Nevertheless, they worked where they could, first undertaking
welfare work in England and after that, behind the front in many
countries of Europe and Asia, and even in America. For when
America joined the war, the whole Japanese-American population,
numbering 112,000 in all, of whom 80,000 were American citizens,
was evacuated from the West Coast. The Quakers went to their
assistance, as well as opposed the prevailing anti-Japanese
feeling from which these people suffered.
Now, with the war over, the need for help is greater than ever.
This is true not only in Europe, but also and to the same degree
in large areas of Asia. The problems are becoming more and more
overwhelming - the prisoners who were released from concentration
camps in 1945, all those who had to be repatriated from forced
labor or POW camps in enemy countries, all the displaced persons
who have no country to which they can return, all the homeless in
their own countries, all the orphans, the hungry, the starving!
The problem is not merely one of providing food and clothing, it
is one of bringing people back to life and work, of restoring
their self-respect and their faith and confidence in the future.

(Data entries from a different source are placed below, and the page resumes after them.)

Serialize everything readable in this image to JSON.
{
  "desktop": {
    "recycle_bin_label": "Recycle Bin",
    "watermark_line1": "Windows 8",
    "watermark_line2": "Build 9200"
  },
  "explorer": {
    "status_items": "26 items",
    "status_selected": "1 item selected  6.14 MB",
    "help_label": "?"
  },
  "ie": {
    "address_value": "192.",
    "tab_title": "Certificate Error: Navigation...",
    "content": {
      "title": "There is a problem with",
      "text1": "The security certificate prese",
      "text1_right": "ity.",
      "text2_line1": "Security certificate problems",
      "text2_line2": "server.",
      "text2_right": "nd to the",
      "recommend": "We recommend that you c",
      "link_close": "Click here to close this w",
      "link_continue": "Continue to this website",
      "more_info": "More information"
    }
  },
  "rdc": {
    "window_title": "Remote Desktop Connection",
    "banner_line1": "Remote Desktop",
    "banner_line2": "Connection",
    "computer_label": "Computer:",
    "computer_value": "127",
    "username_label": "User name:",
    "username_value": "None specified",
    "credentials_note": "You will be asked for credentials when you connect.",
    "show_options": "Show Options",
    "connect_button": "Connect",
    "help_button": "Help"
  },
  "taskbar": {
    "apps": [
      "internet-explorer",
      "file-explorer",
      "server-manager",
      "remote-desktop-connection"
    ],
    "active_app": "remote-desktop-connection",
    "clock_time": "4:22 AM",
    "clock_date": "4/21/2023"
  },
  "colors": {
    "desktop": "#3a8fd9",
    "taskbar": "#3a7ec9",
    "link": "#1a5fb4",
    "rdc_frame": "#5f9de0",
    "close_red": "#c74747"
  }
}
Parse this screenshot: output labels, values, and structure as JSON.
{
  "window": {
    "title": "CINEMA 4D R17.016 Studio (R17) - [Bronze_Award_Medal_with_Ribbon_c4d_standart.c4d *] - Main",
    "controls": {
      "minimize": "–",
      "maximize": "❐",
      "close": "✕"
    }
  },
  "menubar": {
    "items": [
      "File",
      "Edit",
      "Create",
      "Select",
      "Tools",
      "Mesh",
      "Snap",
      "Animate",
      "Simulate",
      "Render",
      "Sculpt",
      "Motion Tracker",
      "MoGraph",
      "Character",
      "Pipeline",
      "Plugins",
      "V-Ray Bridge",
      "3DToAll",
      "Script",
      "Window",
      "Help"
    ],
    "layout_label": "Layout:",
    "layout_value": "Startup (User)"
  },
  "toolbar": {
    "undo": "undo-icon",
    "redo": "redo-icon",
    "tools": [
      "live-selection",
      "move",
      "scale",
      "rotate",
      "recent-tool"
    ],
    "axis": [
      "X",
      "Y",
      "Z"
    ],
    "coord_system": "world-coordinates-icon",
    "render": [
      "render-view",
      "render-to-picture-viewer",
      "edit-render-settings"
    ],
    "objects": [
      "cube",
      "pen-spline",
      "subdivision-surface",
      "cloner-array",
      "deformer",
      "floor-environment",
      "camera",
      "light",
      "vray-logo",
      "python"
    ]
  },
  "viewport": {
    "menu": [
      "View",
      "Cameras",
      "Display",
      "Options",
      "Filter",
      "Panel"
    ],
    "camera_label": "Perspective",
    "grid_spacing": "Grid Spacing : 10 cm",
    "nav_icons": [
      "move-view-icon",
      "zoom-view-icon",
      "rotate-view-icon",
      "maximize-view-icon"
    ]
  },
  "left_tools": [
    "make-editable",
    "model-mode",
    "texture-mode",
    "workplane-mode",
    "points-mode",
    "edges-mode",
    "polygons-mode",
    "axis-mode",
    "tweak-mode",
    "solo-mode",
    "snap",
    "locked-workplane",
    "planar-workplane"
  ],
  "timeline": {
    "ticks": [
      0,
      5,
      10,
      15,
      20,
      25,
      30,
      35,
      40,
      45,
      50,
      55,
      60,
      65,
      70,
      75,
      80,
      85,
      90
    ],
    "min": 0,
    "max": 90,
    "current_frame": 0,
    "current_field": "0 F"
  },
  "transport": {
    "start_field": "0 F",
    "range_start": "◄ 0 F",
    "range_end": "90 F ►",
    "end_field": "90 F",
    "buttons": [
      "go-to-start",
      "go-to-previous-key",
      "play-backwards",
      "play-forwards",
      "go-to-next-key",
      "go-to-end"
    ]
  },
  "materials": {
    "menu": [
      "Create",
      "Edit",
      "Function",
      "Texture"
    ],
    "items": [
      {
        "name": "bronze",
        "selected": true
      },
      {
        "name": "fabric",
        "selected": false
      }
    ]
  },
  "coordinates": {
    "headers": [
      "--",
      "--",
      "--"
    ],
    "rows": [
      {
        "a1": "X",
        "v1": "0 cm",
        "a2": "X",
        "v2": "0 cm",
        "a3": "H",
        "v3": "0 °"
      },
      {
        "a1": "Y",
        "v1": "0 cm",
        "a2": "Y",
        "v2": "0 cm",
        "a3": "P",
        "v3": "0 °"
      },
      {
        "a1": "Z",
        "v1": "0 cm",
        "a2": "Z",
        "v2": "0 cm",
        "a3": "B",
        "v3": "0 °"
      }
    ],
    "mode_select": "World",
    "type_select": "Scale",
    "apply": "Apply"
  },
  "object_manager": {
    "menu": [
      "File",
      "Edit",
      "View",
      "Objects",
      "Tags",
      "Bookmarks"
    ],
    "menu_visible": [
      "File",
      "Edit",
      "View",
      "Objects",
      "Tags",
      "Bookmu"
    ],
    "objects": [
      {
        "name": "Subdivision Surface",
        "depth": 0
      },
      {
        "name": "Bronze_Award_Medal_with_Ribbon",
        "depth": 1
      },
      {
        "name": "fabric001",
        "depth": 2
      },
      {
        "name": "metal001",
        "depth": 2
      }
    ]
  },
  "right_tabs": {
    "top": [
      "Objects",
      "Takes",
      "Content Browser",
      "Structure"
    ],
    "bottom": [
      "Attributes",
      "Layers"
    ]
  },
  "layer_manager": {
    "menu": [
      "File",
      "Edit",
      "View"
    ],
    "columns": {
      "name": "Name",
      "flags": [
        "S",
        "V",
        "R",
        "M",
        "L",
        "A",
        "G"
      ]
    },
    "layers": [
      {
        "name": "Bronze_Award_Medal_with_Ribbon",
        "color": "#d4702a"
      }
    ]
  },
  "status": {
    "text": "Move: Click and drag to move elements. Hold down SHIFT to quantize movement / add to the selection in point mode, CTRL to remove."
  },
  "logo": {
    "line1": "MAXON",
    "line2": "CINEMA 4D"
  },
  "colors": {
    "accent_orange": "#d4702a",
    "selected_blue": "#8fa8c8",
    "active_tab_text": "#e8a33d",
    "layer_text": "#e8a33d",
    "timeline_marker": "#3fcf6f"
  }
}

Once again, the Quakers are active everywhere. As soon as a
country has been reopened they have been on the spot, in Europe
and in Asia, among countrymen and friends as well as among former
enemies, in France and in Germany, in India and in Japan. It is
not easy to assess the extent of their contribution. It is not
something that can be measured in terms of money alone, but
perhaps some indication of it may be given by the fact that the
American Committee's budget for last year was forty-six million
Norwegian kroner. And this is only the sum which the American
Committee has had at its disposal. Quakers in all countries have
also taken a personal and active part in the work of other relief
organizations. They have, for instance, assisted in the work of
UNRRA14 in a number of places
such as Vienna and Greece.
Today the Quakers are engaged in work that will continue for many
years to come. But to examine in closer detail the individual
relief schemes would not give us any deeper insight into its
significance. For it is not in the extent of their work or in its
practical form that the Quakers have given most to the people
they have met. It is in the spirit in which this work is
performed. «We weren't sent out to make converts», a
young Quaker says: «we've come out for a definite purpose,
to build up in a spirit of love what has been destroyed in a
spirit of hatred. We're not missionaries. We can't tell if even
one person will be converted to Quakerism. Things like that don't
happen in a hurry. When our work is finished it doesn't mean that
our influence dies with it. We have not come out to show the
world how wonderful we are. No, the thing that seems most
important is the fact that while the world is waging a war in the
name of Christ, we can bind up the wounds of war in the name of
Christ. Religion means very little until it is translated into
positive action.»15
This is the message of good deeds, the message that men can find
each other in spite of war, in spite of differences in race. Is
it not here that we have the hope of laying foundations for peace
among nations, of building it up in man himself so that the
settling of disputes by force becomes impossible? All of us know
that we have not yet traveled far along this road. And yet - when
we witness today the great willingness to help those who have
suffered, a generosity unknown before the war and often greatest
among those who have least, can we not hope that there is
something in the heart of man on which we can build, that we can
one day reach our goal if only it be possible to make contact
with people in all lands?
The Quakers have shown us that it is possible to translate into
action what lies deep in the hearts of many: compassion for
others and the desire to help them - that rich expression of the
sympathy between all men, regardless of nationality or race,
which, transformed into deeds, must form the basis for lasting
peace. For this reason alone the Quakers deserve to receive the
Nobel Peace Prize today.
But they have given us something more: they have shown us the
strength to be derived from faith in the victory of the spirit
over force. And this brings to mind two verses from one of Arnulf
Överland's16 poems which
helped so many of us during the war. I know of no better
salute:
The unarmed only
can draw on sources eternal.
The spirit alone gives victory.
* Mr. Jahn,
also at this time director of the Bank of Norway, delivered this
speech on December 10, 1947, in the Auditorium of the University of
Oslo. At its conclusion he gave the Nobel diplomas and medals
to Miss Margaret A. Backhouse, representing the Friends service
Council, and Prof. Henry J. Cadbury, representing the American
Friends Service Committee. Both representatives of these two
Society of Friends organizations, which shared the prize,
responded with brief speeches of acceptance. The translation of
Mr. Jahn's speech is based on the Norwegian text in Les Prix
Nobel en 1947, which also carries a French translation.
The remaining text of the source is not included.